Вождь возвращался в ночь на 4 декабря 1934 года в Москву с полным пониманием того, что, во-первых, задуманную им реформу партийного управления погубила случайность, во-вторых, время поразмыслить над тем, как быть дальше, у него будет, в-третьих, Молотов, непричастный к убийству Кирова, – снова младший партнер. Причем совсем не такой, как раньше. Предсовнаркома, конечно, сознавал, куда клонит генсек. Отсюда вопрос: выступит Молотов против демонтажа коллегиальной формы управления? Если выступит, то на что готов решиться. Между прочим, Николаев продемонстрировал, как можно легко и эффективно вернуть к жизни коллегиальность. Всего лишь выстрел, и в Политбюро опять все равны (и первый среди равных – Молотов). Мнение каждого важно, голос каждого имеет значение. И Троцкий в Европе уже не так страшен. Ведь год от года в партии все меньше тех, кто помнит о нём и не прочь прислушаться…

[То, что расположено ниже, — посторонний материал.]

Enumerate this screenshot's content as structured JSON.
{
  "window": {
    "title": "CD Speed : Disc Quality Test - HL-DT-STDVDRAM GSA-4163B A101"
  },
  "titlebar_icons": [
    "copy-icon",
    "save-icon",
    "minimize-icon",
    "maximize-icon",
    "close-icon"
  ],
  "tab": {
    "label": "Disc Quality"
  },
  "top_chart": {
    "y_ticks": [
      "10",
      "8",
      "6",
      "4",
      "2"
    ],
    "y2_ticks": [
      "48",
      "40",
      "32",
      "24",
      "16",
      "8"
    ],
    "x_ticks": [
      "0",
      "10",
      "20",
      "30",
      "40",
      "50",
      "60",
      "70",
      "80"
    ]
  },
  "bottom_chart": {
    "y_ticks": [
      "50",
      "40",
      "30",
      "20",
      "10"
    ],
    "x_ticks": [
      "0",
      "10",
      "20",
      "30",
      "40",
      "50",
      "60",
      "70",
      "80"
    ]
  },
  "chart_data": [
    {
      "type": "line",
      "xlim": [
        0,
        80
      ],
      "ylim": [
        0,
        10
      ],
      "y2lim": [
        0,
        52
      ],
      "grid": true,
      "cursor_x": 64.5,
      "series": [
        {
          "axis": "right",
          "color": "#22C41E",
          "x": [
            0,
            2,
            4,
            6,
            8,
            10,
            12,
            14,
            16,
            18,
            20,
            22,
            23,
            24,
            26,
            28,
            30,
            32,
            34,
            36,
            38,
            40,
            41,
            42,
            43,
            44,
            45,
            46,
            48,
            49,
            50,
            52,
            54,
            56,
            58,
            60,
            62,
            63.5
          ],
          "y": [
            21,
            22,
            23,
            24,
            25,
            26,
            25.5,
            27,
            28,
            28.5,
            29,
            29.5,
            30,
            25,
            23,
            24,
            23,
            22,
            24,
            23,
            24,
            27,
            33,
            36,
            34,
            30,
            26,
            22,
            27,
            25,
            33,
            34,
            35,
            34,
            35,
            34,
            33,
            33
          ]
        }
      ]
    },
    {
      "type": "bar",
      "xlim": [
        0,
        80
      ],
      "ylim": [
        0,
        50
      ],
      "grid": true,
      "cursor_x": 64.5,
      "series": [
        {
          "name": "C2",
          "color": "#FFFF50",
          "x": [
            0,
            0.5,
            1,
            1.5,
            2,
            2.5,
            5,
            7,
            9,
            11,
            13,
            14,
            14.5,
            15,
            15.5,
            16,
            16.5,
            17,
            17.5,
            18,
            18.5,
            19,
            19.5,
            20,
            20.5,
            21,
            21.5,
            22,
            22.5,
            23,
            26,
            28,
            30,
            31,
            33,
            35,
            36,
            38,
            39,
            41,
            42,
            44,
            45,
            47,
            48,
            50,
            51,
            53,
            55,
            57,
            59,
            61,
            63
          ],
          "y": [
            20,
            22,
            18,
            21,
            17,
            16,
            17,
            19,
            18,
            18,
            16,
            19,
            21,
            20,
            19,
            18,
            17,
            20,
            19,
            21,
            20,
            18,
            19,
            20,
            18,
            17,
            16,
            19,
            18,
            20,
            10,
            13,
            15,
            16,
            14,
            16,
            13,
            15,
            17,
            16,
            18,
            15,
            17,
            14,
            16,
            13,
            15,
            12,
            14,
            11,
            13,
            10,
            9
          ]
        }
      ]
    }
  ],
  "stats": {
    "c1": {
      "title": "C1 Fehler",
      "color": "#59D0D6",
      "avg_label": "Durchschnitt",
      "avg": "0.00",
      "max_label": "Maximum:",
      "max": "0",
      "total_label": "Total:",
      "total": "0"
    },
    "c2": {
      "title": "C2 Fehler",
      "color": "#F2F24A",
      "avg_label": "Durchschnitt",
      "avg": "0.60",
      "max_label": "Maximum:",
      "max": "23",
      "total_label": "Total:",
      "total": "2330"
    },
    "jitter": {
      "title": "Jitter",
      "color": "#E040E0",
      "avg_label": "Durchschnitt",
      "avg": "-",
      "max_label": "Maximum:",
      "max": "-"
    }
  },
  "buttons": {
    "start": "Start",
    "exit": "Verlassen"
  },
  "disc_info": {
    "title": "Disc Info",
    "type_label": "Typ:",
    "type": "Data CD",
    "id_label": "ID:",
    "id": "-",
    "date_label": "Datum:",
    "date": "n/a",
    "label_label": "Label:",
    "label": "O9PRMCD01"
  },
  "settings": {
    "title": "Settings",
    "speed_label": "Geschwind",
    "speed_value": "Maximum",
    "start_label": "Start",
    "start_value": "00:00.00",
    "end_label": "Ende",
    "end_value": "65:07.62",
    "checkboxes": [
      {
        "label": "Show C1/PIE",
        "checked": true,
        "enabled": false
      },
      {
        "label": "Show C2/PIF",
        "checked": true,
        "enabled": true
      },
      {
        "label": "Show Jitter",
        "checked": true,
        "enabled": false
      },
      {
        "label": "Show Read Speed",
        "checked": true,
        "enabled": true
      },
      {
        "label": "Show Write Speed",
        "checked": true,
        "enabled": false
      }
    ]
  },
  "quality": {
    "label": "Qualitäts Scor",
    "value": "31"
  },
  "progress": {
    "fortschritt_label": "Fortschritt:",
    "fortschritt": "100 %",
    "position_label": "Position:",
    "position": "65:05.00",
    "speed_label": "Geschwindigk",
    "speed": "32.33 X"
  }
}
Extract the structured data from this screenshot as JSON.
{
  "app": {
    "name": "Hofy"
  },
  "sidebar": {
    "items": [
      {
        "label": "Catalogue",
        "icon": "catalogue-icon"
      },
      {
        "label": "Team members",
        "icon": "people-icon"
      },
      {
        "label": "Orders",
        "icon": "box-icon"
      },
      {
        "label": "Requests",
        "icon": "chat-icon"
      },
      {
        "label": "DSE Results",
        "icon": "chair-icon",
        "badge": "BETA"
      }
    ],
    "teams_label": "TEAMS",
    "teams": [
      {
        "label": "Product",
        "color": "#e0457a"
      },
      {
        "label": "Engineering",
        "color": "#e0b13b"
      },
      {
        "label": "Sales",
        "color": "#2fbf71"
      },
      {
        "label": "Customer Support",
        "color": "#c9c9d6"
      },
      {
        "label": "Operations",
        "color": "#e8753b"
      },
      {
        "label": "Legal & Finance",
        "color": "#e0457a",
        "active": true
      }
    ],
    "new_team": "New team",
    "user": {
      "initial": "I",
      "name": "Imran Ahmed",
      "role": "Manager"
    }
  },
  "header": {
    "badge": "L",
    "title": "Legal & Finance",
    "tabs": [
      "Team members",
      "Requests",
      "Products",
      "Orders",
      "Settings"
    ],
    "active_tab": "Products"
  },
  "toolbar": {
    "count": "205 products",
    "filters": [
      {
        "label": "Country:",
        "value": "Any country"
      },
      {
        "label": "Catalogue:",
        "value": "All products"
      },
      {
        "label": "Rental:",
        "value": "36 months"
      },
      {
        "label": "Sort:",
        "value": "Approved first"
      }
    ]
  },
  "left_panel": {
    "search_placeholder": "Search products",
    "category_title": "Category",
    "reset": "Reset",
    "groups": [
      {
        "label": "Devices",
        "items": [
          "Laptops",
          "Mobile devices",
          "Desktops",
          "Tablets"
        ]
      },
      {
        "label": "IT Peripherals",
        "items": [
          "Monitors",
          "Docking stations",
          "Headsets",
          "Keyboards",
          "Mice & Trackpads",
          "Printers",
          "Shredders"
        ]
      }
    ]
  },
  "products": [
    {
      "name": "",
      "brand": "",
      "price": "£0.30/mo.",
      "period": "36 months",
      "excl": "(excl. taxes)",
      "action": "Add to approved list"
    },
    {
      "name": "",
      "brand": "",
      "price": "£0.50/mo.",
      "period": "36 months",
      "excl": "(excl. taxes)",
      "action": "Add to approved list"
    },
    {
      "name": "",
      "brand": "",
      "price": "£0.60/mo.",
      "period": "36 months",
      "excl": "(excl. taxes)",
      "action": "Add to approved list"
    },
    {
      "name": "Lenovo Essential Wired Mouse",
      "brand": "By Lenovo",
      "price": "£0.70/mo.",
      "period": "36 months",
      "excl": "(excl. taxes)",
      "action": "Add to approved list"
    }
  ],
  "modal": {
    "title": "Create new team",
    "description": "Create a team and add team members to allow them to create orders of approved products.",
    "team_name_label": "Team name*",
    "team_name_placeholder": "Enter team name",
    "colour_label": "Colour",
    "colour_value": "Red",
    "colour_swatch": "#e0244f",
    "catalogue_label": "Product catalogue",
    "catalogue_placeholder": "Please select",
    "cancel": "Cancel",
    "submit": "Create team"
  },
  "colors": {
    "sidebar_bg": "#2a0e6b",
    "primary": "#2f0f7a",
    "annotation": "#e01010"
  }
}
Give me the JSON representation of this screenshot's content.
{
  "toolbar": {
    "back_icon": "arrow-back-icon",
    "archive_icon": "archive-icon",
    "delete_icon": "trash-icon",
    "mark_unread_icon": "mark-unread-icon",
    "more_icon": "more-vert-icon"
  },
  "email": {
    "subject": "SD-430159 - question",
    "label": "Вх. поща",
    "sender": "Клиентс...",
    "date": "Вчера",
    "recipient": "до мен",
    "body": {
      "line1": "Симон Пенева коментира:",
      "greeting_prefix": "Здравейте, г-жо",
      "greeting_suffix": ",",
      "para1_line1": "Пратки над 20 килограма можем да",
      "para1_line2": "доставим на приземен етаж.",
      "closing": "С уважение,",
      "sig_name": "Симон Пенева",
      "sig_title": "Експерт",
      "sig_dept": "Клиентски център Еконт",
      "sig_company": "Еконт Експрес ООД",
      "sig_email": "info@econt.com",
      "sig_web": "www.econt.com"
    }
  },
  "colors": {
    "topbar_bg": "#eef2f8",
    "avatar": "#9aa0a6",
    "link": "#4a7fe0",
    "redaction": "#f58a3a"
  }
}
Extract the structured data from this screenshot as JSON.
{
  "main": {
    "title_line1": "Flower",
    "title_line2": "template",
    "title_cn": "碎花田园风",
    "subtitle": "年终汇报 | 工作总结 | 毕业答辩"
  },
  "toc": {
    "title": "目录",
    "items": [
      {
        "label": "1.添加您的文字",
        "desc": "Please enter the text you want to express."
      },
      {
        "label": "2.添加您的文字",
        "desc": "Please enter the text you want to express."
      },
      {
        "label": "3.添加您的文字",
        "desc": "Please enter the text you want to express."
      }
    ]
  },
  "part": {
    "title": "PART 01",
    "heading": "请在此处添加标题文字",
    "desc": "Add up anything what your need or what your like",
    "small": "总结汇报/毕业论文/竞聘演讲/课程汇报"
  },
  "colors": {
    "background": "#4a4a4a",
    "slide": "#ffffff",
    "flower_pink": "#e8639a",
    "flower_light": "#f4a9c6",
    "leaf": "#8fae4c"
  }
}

Как нейтрализовать подобную перспективу? Развернуть маховик превентивных репрессий, парализующих волю прежде всего соратников к такого рода сопротивлению. Убийство Кирова – хороший предлог для начала процесса. Так что арест вечером 16 декабря 1934 год Зиновьева и Каменева – это вовсе не месть разоружившимся оппозиционерам, а предупреждение Молотову: смотри не зарывайся! Молотов намек понял… Пройдут годы, но Вячеслав Михайлович до конца жизни сохранит с трудом скрываемую неприязнь к тому, кто «сердечное согласие» Молотова со Сталиным 1928 года превратил в «брак по расчету» в 1934 году…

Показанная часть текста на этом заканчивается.